Chef Dale Mackay works in the kitchen of his Vancouver restaurant, Ensemble.

Chef Dale Mackay works in the kitchen of his Vancouver restaurant, Ensemble.

Bringing it all Ensemble

He holds a passion for his profession and exudes diligence in all he does.

Pursuing perfection, building relations and taking the time to tend to details is what has defined the past decade of Dale Mackay’s culinary ascent to being crowned Food Network Canada’s inaugural Top Chef.

Never one to rest on either his laurels or laureates – including the distinction of being the youngest Grand Relais & Chateau regarded chef on the planet – Chef Mackay moves indefatigably forward.

With the opening of Ensemble earlier this year, he brings a lifetime of timeless lessons together and to the table. In the Vancouver kitchen, the young veteran is surrounded by a team he knows well and enjoys even more.  The secret to great cooking is not only in the ingredients and technique alone; the key is in the company – on both sides of the house.  More than credentials and experience, what he looks for primarily is a sense of purpose – something we all prosper from in the kitchen.

“Attitude, work ethic and talent go a long way in any kitchen.  I never went to culinary school. I went to work with the best people I could find, and have looked for the same at Ensemble,” says Mackay, who embarked upon his own culinary journey by hopping a plane, landing in London and asking Gordon Ramsay for a job – without a red seal or cent to his name.

A further two years as Daniel Boulud’s brightest light at Lumiere and DB Bistro readied him for two of the greatest challenges of his career: tackling the Top Chef Canada competition and opening a restaurant of his own. The first he handled with now-celebrated aplomb, the second, Ensemble, is where Mackay brings it all together nightly.

Regardless, he continues to find fresh challenges. His latest project has been in development for long enough; shortly, Chef Mackay is releasing a line of six different self-same-branded grinders and blenders, spice mixes and oils aimed directly at the home cook.

“Top Chef brought some great exposure. Before the finale, we were doing well. But since? This is a gift,” he admits.

“The nice thing is the reach of the demographics. People of all ages tuned into the show. I have nine-year-olds coming up to me with so much food knowledge.”

As a single father with an interest in passing on his culinary know-how to a new generation, he takes an active role in the mentoring of the youngest cooks in any kitchen via a school program at Vancouver’s Templeton Secondary.

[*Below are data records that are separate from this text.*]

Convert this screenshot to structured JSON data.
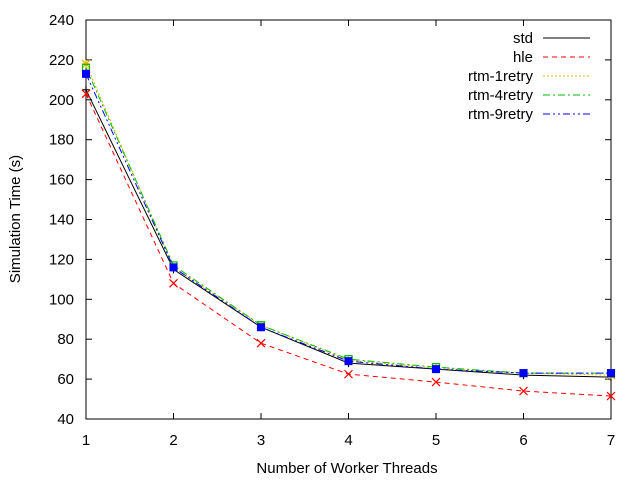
{
  "chart_data": {
    "type": "line",
    "xlabel": "Number of Worker Threads",
    "ylabel": "Simulation Time (s)",
    "xlim": [
      1,
      7
    ],
    "ylim": [
      40,
      240
    ],
    "xticks": [
      1,
      2,
      3,
      4,
      5,
      6,
      7
    ],
    "yticks": [
      40,
      60,
      80,
      100,
      120,
      140,
      160,
      180,
      200,
      220,
      240
    ],
    "grid": false,
    "legend_position": "top-right",
    "x": [
      1,
      2,
      3,
      4,
      5,
      6,
      7
    ],
    "series": [
      {
        "name": "std",
        "color": "#000000",
        "dash": "solid",
        "marker": "plus",
        "values": [
          205,
          115,
          86,
          68,
          65,
          62,
          61
        ]
      },
      {
        "name": "hle",
        "color": "#ff0000",
        "dash": "dashed",
        "marker": "x",
        "values": [
          203,
          108,
          78,
          62.5,
          58.5,
          54,
          51.5
        ]
      },
      {
        "name": "rtm-1retry",
        "color": "#e0b000",
        "dash": "dotted",
        "marker": "asterisk",
        "values": [
          218,
          116,
          87,
          69.5,
          65.5,
          63,
          62
        ]
      },
      {
        "name": "rtm-4retry",
        "color": "#00c000",
        "dash": "dashdot",
        "marker": "open-square",
        "values": [
          216,
          117,
          87,
          70,
          66,
          63,
          63
        ]
      },
      {
        "name": "rtm-9retry",
        "color": "#0000ff",
        "dash": "dashdotdot",
        "marker": "filled-square",
        "values": [
          213,
          116,
          86,
          69,
          65,
          63,
          63
        ]
      }
    ]
  }
}
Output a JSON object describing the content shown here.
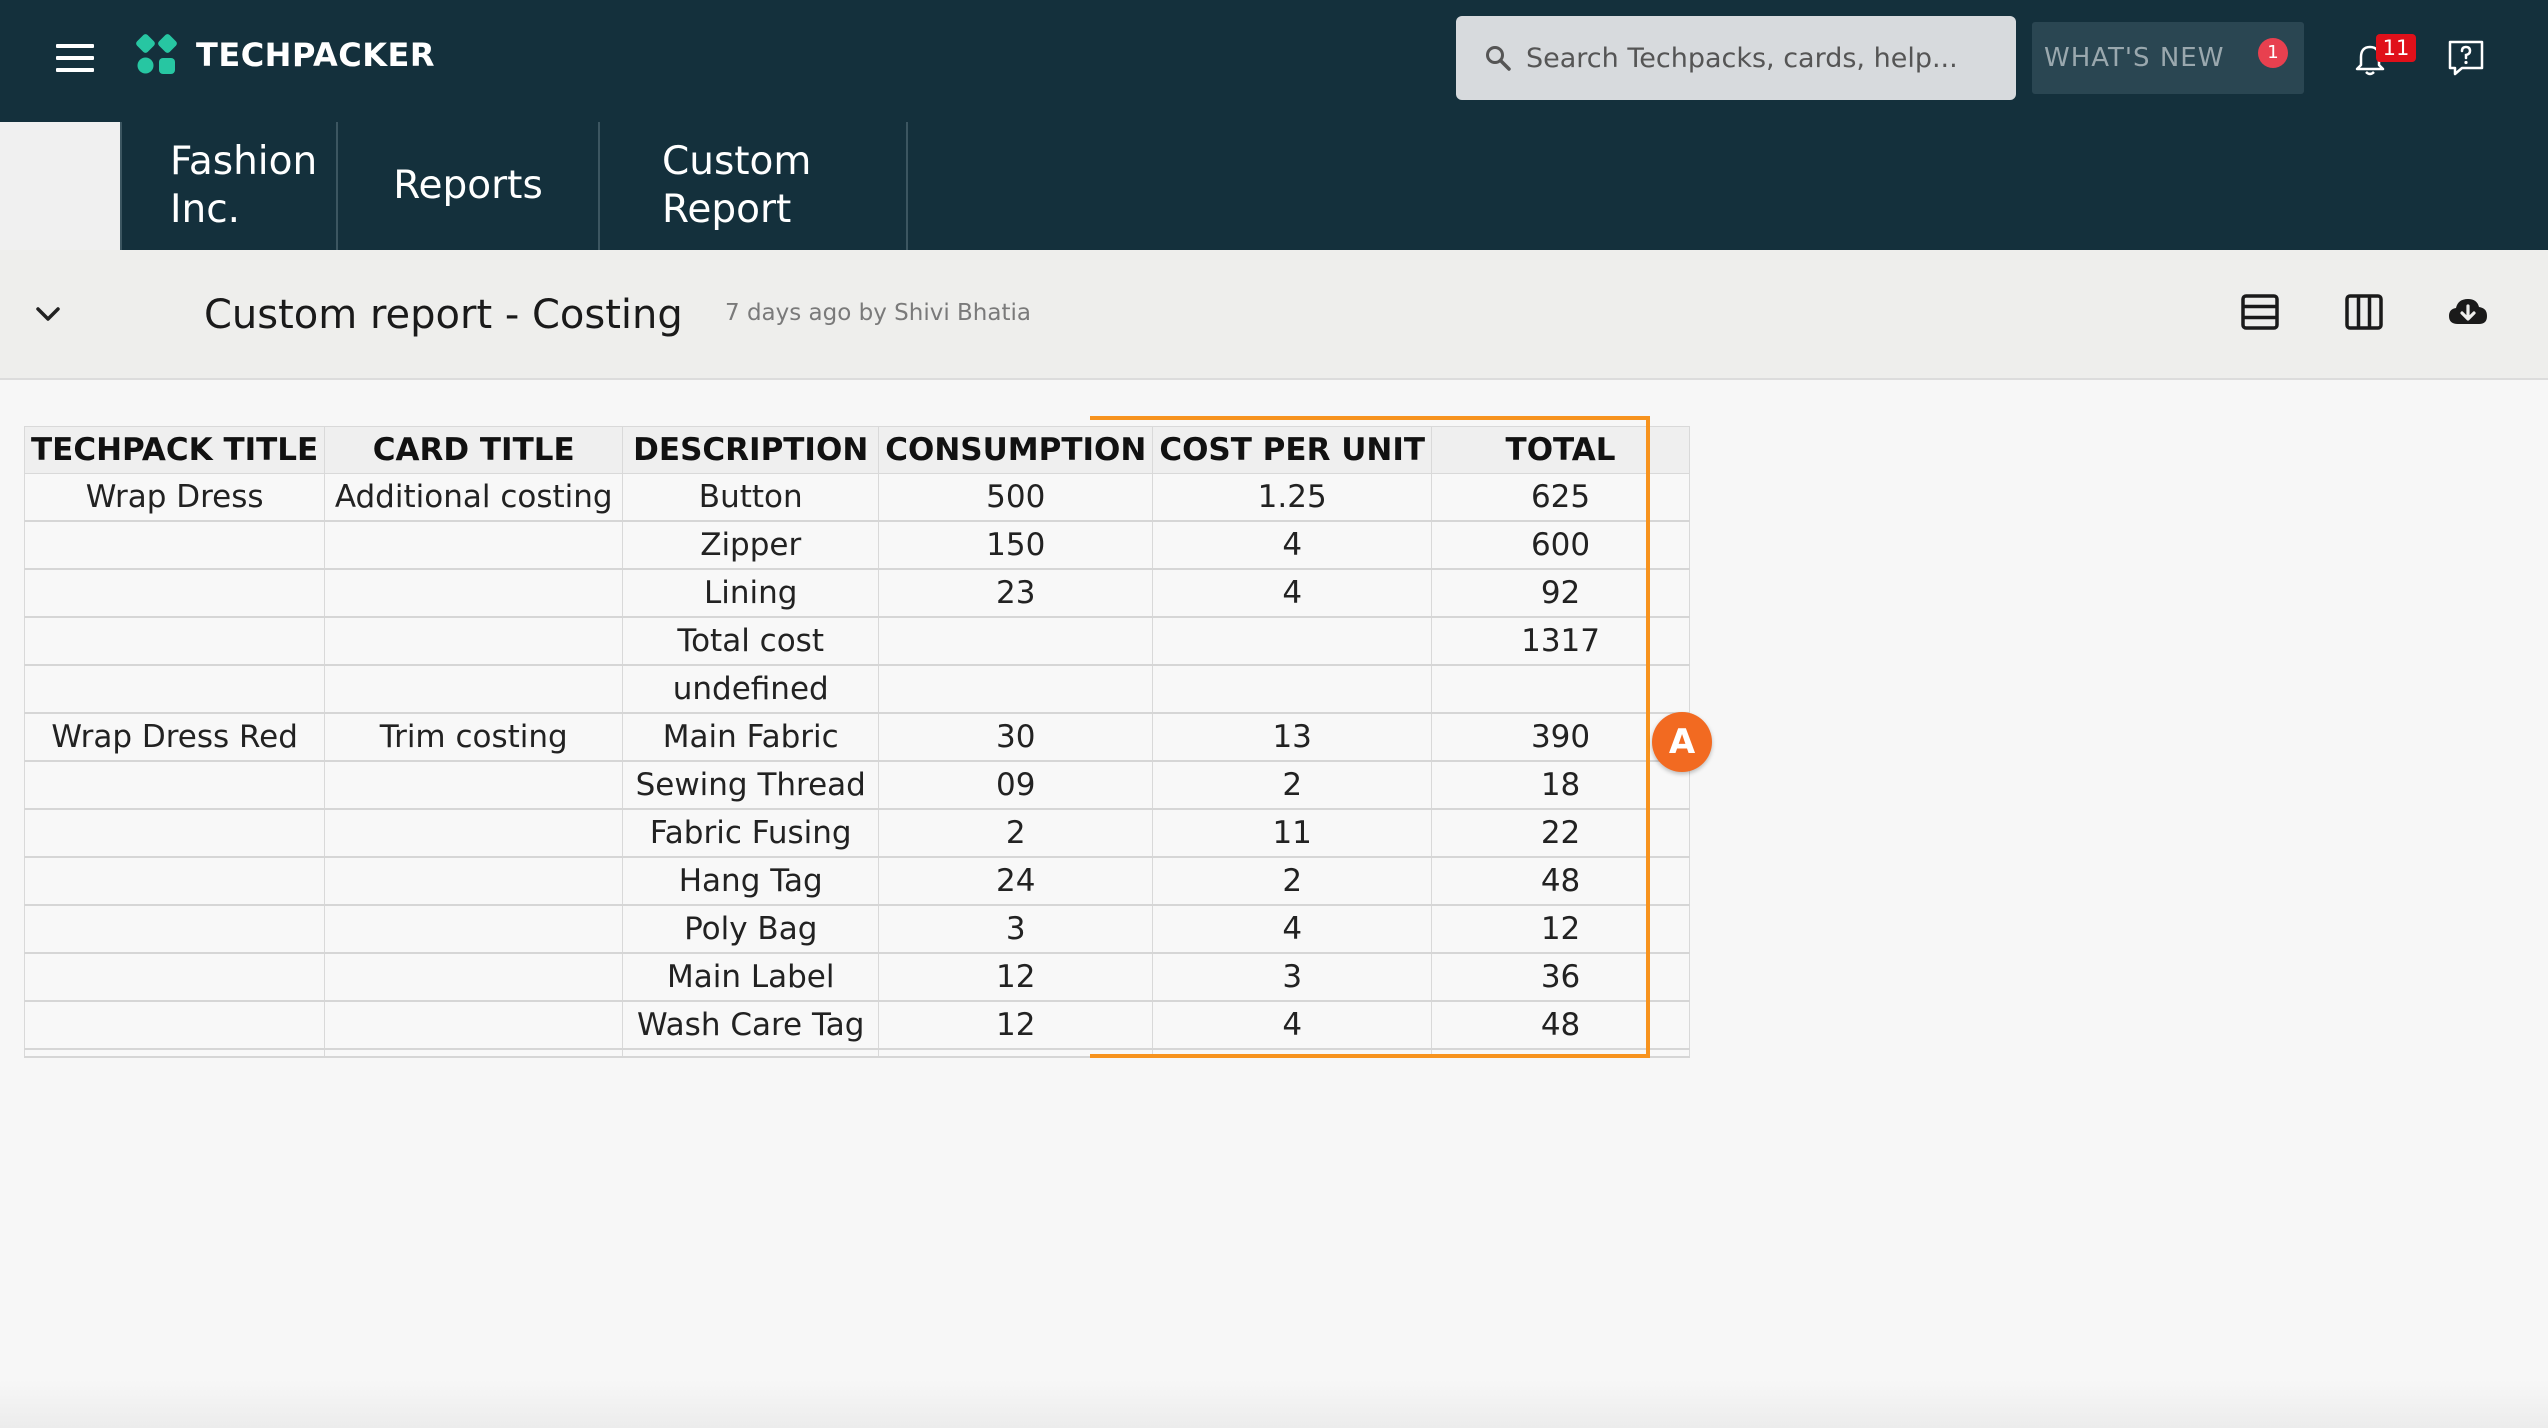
{
  "app": {
    "brand": "TECHPACKER",
    "search_placeholder": "Search Techpacks, cards, help...",
    "whats_new": "WHAT'S NEW",
    "whats_new_count": "1",
    "notification_count": "11"
  },
  "breadcrumb": [
    {
      "label": "Fashion Inc."
    },
    {
      "label": "Reports"
    },
    {
      "label": "Custom Report"
    }
  ],
  "report": {
    "title": "Custom report - Costing",
    "meta": "7 days ago by Shivi Bhatia"
  },
  "table": {
    "columns": [
      "TECHPACK TITLE",
      "CARD TITLE",
      "DESCRIPTION",
      "CONSUMPTION",
      "COST PER UNIT",
      "TOTAL"
    ],
    "rows": [
      [
        "Wrap Dress",
        "Additional costing",
        "Button",
        "500",
        "1.25",
        "625"
      ],
      [
        "",
        "",
        "Zipper",
        "150",
        "4",
        "600"
      ],
      [
        "",
        "",
        "Lining",
        "23",
        "4",
        "92"
      ],
      [
        "",
        "",
        "Total cost",
        "",
        "",
        "1317"
      ],
      [
        "",
        "",
        "undefined",
        "",
        "",
        ""
      ],
      [
        "Wrap Dress Red",
        "Trim costing",
        "Main Fabric",
        "30",
        "13",
        "390"
      ],
      [
        "",
        "",
        "Sewing Thread",
        "09",
        "2",
        "18"
      ],
      [
        "",
        "",
        "Fabric Fusing",
        "2",
        "11",
        "22"
      ],
      [
        "",
        "",
        "Hang Tag",
        "24",
        "2",
        "48"
      ],
      [
        "",
        "",
        "Poly Bag",
        "3",
        "4",
        "12"
      ],
      [
        "",
        "",
        "Main Label",
        "12",
        "3",
        "36"
      ],
      [
        "",
        "",
        "Wash Care Tag",
        "12",
        "4",
        "48"
      ]
    ]
  },
  "annotation": {
    "marker": "A",
    "color": "#f7931e"
  },
  "colors": {
    "header_bg": "#14303c",
    "accent": "#27c6a2",
    "badge": "#e0101a"
  }
}
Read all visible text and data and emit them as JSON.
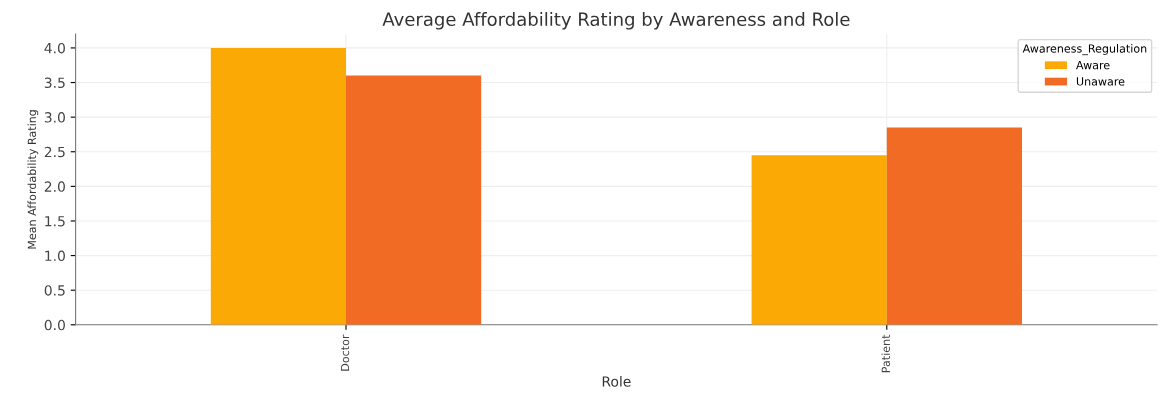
{
  "chart_data": {
    "type": "bar",
    "title": "Average Affordability Rating by Awareness and Role",
    "xlabel": "Role",
    "ylabel": "Mean Affordability Rating",
    "legend_title": "Awareness_Regulation",
    "categories": [
      "Doctor",
      "Patient"
    ],
    "series": [
      {
        "name": "Aware",
        "color": "#fbaa05",
        "values": [
          4.0,
          2.45
        ]
      },
      {
        "name": "Unaware",
        "color": "#f26b24",
        "values": [
          3.6,
          2.85
        ]
      }
    ],
    "ylim": [
      0,
      4.2
    ],
    "yticks": [
      {
        "value": 0,
        "label": "0.0"
      },
      0.5,
      {
        "value": 1,
        "label": "1.0"
      },
      1.5,
      {
        "value": 2,
        "label": "2.0"
      },
      2.5,
      {
        "value": 3,
        "label": "3.0"
      },
      3.5,
      {
        "value": 4,
        "label": "4.0"
      }
    ],
    "grid": true,
    "legend": "top right"
  }
}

An undisputed freehand artist in his approach to the plate, aside from The Spice Bible, he has not read a cookbook in years. His inspirations are sourced daily and their manifestations are Ensemble’s strongest suit – aside from the impeccable presentation.

While free-flowing in the approach to any given dish, Mackay remains a firm believer in the finer aesthetics of the simplest dishes.

“It’s all about diligence. I’m a big believer in seeing where it goes, but I like food to be clean and elegant, especially the basics.  Doing casual does not have to mean rustic sloppy,” Mackay says with a grin.

“I’m pretty anal about it, but who does not like beautiful?”